My Philippine family didn't need too much persuasion to make the journey, even though it involved long car trips over often precipitous roads ominously littered with rocks from previous land-slips. The compensation was that every turn of the road revealed an even more beautiful landscape of clouds, mountains, valleys, ravines, and the rice terraces.
People dispute the age of the terraces, but general agreement is that they are around 2000 years old. The walls are constructed of intricately arranged stones, sometimes with mud used for mortar, and they echo the contours of the slopes to maximise the area of each rice-growing segment. Water drains from the top to the bottom of the terraces in an ingenious feat of hydraulic engineering. A number of the areas of terraces have received UNESCO World Heritage listing, but to see those you really need to have a four-wheel drive vehicle, or consign yourself to the local overloaded jeepneys, and be willing to trek considerable distances across the mountains. This was beyond our capabilities and we contented ourselves with visiting the towns of Banaue and Sagada and driving and walking to the more accessible viewing points.
When this is the view from your hotel room in Banaue...
it's very tempting just to sit and knit and watch the mists and shadows and showers pass across the landscape.
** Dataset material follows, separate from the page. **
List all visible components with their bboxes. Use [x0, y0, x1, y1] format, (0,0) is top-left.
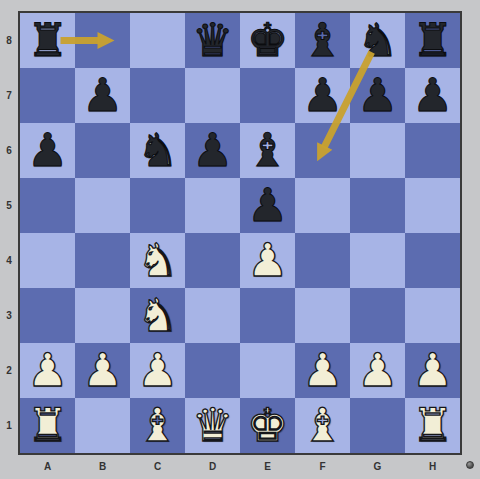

Maintaining and farming the terraces is hard work and requires a strong sense of community to ensure that each unit-holder does nothing to unsettle the balance of the ecosystem of the terraces. The inaccessibility of the Cordillera region protected its peoples from Spanish colonisation and minimised the impact of US rule in the first part of the twentieth century. But modern communication technologies and better road access provide wider temptations and opportunities beyond the local for young people. There is some government support for maintenance of the terraces, but I can't help but wonder how they can be sustained into the future.